Hoeve "Nieuwenbourg", "te Nieuwenborgh" of "goet te Nieuwenburch", reeds vermeld in de 16de eeuw en begin 18de eeuw met wal rondom opperhuis en dienstgebouwen daarbuiten. Het betreft een afgesplitst leen van de heerlijkheid ter Donckt, en mogelijk een nieuwbouw van de in de het zuidwesten nabij gelegen verdwenen omgrachte hoeve, op 19de-eeuwse kaarten zogenaamd "Neerrottemotte", "De Motte" en "Neervolle Molen".
Achterin gelegen, voorheen omgracht boerenhuis met losse dienstgebouwen rond vierkant binnenerf. Bakstenen complex onder pannen zadeldaken uit midden 19de eeuw, aangepast en uitgebreid in de loop van de 20ste eeuw. Zwaar beschadigd in 1918.
Ten zuidwesten, boerenhuis van vijf traveeën en anderhalve bouwlaag onder afgewolfd en geknikt zadeldak (nok loodrecht op de straat) met klokkenstoeltje. Bakstenen gevel op bepleisterde plint. Segmentbogige muuropeningen, beluikte vensters met arduinen dorpel en vernieuwde ramen, alternerend blinde bovenvensters met arduinen dorpel. Links twee keldergaten van gewelfde kelder.
Ten westen, dienstgebouw uit de 19de eeuw van één + acht traveeën onder verspringend dak (nok loodrecht op de straat) met twee rondbogige zolderlaadluiken onder zadeldakje.

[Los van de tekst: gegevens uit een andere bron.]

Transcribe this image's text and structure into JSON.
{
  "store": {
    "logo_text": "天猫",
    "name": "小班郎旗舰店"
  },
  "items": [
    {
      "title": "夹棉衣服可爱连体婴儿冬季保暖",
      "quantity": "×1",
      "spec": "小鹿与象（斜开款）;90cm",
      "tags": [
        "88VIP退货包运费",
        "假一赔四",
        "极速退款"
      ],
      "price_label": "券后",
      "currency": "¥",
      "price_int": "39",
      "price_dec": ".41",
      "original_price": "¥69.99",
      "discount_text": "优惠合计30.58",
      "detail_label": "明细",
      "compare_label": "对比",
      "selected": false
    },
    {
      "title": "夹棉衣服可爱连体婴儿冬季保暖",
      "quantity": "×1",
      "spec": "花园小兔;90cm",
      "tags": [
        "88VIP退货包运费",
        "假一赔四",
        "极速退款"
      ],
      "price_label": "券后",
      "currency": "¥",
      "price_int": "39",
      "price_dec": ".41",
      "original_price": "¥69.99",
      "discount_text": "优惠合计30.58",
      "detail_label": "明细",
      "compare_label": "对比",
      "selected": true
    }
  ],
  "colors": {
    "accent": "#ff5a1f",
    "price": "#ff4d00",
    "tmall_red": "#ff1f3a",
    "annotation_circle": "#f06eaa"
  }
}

Segmentbogige muuropeningen en gevelhoge rechthoekige doorrit rechts naast lagere aanbouw in de loop van de 20ste eeuw uitgebreid.
Ten noordoosten, poortgebouw uit de 19de eeuw (nok loodrecht op de straat) met centraal hoger oplopende gevelhoge rechthoekige doorrit. Zware tandlijst met overhoeks-, blok- en dropmotief.
- DE KEYZER B., De Lange weg naar Kluisbergen, I, s.l., 1978, p. 273-274.
- DE POTTER F. - BROECKAERT J., Geschiedenis van de gemeenten der provincie Oost-Vlaanderen, reeks VI, deel 1, Gent, 1903.